As I mentioned before, Vineeth and I had gone to Turkey to record some instruments for the songs in Hridayam. There, we came across a few shops selling CDs and cassette tapes. That was when we thought about bringing back the culture with Hridayam’s album.
In the beginning, we only had 8 to 9 songs. During the second wave of Covid-19, Vineeth began reworking the script and he decided to incorporate music into certain scenes. However, it was only at the end of the composing session that we realised we had 15 songs.
After Think Music came on board, we decided to go ahead with the cassette and CD idea as we had enough material. It was a herculean task and we could only pull it off with the support of Think Music.
You started your career as an independent musician. How do you view the current indie music scene? Do you have any plans to make independent music again in the future?
I think the indie music field is growing stronger day by day. There are a lot of artists making great contributions to this sector and I believe it can co-exist with the film music set-up. I have a plan to start my second independent album. I am still thinking about the theme for it. Hopefully, I will start working on it after completing my committed projects this year.
What are your upcoming projects?
My next release will be Philip’s, starring actor Mukesh and directed by Alfred Kurian, who co-wrote Helen. I have also signed five to six other films in various languages such as Malayalam, Tamil, and Telugu. The official announcements regarding these are yet to be made so I am not at liberty to talk about them.
Finally, do you have any personal favourite songs that you keep going back to?
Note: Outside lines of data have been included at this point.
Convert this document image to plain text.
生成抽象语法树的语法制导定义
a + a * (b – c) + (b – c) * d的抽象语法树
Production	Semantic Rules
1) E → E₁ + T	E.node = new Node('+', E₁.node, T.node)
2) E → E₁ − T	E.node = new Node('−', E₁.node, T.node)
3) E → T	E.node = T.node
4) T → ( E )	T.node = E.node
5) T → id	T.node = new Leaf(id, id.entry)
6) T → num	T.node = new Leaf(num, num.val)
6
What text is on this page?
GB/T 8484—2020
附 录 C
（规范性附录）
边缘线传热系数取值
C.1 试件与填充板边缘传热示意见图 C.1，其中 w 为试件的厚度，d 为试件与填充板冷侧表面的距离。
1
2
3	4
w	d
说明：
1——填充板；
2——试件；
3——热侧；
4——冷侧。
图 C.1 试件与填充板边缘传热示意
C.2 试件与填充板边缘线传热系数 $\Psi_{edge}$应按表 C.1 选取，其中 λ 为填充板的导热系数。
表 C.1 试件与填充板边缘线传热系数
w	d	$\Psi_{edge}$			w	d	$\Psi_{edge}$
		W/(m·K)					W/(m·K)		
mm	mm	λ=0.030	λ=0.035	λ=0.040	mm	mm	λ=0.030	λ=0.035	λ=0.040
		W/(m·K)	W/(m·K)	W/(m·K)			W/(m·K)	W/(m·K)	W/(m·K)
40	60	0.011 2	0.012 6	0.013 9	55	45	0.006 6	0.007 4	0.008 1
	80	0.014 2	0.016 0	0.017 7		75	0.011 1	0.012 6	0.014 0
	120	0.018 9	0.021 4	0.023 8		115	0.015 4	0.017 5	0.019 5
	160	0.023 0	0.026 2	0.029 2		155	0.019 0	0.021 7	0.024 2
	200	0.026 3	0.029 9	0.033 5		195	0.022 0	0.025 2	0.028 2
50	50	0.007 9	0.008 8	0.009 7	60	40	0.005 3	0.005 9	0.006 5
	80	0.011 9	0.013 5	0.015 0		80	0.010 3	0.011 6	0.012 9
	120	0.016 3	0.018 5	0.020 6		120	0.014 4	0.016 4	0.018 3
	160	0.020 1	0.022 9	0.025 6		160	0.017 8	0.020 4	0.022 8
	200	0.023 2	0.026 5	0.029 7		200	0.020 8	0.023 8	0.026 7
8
Yes, of course! ARR’s compositions, Yeh Jo Desh Hai from Swades and Jashn-E-Bahara from Jodha Akbar, are big favourites. I keep going back to these two songs. They just make me feel grounded and remind me that there is a long way to go. I feel calm while listening to these tracks. Aside from these, the work of artists like Hans Zimmer, Johnson, Vidya Sagar, Michael Jackson and Backstreet Boys are among my favourites.